The original Black Jesus
The original Black Jesus when it comes to basketball players is none other than Earl Monroe, one of those old-school players that doesn't get much recognition among the younger generation of NBA fans. However, older players and legends of the game like Kareem Abdul-Jabbar remember perfectly how good some of those players were from the past in a sense; they were multigenerational talents.
Before his famous college and NBA career started, Kareem was already a well-known, young, and talented player who often played in various city leagues during summers. That allowed him to see the other great players out there that he wasn't maybe familiar with before. Remember, Kareem is from New York, so you know the city and the surrounding areas had a lot of talented players who knew how to play the game and, on top of that, did it with style.
In an interview for the Dan Patrick Show, Kareem talks about the summer before he went to UCLA when he first played against a player that already had numerous epithets: 'The Pearl', 'Black Jesus', Einstein, and Black Magic, just to name a few. It was a game between the All-Stars of the Baker League and Rucker League, making the whole thing even more enjoyable.
"I played on the New York team, and this was between my senior year in high school and my first year at UCLA. He was in college at Winston Salem, but he played in the Baker league for the summer, so the Baker League All-Stars played the Rucker All-Stars, and I didn't know who he was."

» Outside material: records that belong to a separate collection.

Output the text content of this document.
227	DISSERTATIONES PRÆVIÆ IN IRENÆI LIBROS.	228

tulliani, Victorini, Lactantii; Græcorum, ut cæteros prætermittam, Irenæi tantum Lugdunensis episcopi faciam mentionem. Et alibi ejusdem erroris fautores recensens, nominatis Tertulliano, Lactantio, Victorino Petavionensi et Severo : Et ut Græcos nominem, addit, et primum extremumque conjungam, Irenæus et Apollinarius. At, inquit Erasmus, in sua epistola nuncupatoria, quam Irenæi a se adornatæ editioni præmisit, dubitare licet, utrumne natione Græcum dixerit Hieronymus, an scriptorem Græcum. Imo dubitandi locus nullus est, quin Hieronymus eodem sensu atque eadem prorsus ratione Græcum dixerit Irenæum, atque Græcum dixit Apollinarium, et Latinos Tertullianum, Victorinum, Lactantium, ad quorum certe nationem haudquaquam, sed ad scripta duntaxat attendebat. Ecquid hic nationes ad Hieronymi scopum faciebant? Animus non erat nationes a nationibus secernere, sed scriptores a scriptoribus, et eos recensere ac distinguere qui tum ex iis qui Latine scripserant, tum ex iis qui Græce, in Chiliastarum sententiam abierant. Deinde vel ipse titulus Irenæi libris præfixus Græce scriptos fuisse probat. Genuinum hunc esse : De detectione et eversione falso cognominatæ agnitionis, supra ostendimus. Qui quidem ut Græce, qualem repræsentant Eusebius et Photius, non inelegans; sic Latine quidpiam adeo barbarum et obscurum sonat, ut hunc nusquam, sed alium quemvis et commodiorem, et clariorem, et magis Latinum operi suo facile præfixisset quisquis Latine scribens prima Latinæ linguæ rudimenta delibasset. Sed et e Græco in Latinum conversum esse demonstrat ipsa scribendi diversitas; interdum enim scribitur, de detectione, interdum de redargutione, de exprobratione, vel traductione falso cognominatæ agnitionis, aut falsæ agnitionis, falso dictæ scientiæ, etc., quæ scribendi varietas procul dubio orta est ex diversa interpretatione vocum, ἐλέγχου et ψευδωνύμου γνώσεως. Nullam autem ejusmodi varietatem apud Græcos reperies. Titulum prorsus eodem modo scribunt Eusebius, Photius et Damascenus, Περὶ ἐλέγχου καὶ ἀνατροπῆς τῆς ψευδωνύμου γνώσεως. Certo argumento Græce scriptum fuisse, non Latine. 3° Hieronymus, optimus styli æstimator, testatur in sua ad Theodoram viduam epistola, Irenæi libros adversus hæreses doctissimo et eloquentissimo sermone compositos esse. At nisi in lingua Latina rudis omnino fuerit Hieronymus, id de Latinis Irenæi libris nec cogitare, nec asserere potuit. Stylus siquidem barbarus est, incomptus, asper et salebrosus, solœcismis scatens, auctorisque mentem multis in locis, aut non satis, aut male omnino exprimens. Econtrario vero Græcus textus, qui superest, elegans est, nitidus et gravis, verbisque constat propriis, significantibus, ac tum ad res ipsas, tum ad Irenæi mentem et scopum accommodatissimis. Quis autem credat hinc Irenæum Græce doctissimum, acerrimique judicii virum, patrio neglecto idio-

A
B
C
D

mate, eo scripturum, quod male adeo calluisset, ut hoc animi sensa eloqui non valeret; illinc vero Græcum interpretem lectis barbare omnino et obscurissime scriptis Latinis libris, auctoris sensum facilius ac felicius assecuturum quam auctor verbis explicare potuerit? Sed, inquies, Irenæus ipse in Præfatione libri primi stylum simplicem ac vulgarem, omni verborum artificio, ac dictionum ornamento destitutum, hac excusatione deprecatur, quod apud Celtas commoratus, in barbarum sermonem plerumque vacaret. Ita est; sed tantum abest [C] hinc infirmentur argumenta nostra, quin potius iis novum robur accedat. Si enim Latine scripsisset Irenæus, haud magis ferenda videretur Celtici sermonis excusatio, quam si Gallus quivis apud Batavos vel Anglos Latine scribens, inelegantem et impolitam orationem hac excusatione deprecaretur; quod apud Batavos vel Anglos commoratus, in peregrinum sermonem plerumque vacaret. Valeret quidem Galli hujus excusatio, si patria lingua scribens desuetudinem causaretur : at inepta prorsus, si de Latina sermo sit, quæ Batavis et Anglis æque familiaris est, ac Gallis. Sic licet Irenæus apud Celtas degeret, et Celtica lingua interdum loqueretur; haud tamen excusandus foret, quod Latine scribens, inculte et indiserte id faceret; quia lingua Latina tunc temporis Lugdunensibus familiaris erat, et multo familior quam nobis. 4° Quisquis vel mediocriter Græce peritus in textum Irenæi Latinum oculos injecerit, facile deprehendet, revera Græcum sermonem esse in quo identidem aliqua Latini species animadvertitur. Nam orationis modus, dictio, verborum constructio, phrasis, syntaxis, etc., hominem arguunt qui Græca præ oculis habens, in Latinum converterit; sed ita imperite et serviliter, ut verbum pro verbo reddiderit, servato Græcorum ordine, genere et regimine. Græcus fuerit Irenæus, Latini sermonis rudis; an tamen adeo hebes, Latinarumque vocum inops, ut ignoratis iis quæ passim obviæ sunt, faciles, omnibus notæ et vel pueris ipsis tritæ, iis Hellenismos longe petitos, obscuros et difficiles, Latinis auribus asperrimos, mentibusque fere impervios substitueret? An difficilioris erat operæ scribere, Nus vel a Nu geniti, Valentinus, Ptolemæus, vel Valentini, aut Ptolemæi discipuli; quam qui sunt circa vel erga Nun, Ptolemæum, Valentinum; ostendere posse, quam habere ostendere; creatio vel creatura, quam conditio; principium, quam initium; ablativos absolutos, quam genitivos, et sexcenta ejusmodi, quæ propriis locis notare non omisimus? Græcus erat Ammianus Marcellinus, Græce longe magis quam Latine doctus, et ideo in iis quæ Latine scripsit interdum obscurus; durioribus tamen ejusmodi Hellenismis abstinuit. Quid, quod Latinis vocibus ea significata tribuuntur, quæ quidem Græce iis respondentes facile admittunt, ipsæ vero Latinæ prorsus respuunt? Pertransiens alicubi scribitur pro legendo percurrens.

The Pearl had his own fans
While in college, Monroe was already a celebrity in some ways, having a group of fans following him around yelling Jesus, Jesus. That was the first scene he witnessed when he saw Pearl Monroe, and soon when the game started, he understood why all the hype was about him more than any other young player.
"He had his own cheering section. He came out, and people were talking about Jesus. He was the first black Jesus I know of. So he comes on, and he has a white low cut and a black high top. The game starts, and he is doing all this weird stuff with the ball. He hasn't even crossed half-court and then throws a pass with topspin. It goes three-quarters of the court, hits the ground, and catches someone in stride that catches it and lays it up. And I was like, oh, we are going to have a game today."
It turned out that Kareem would end up having a much more historic and dominant career than Earl Monroe, who he still considers one of the best players he ever saw in live-action. However, Monroe also had a respectable NBA career, establishing himself as a prolific scorer and becoming an NBA champion in 1973 with the New York Knicks.
It's great to hear stories like these, especially from such prominent names as Kareem, because it sheds light on players that are somewhat forgotten in NBA history. Kareem witnessed multiple generations of NBA players, and if he remembers Earl Monroe as a special one among all the other HOF's, that carries a lot of weight.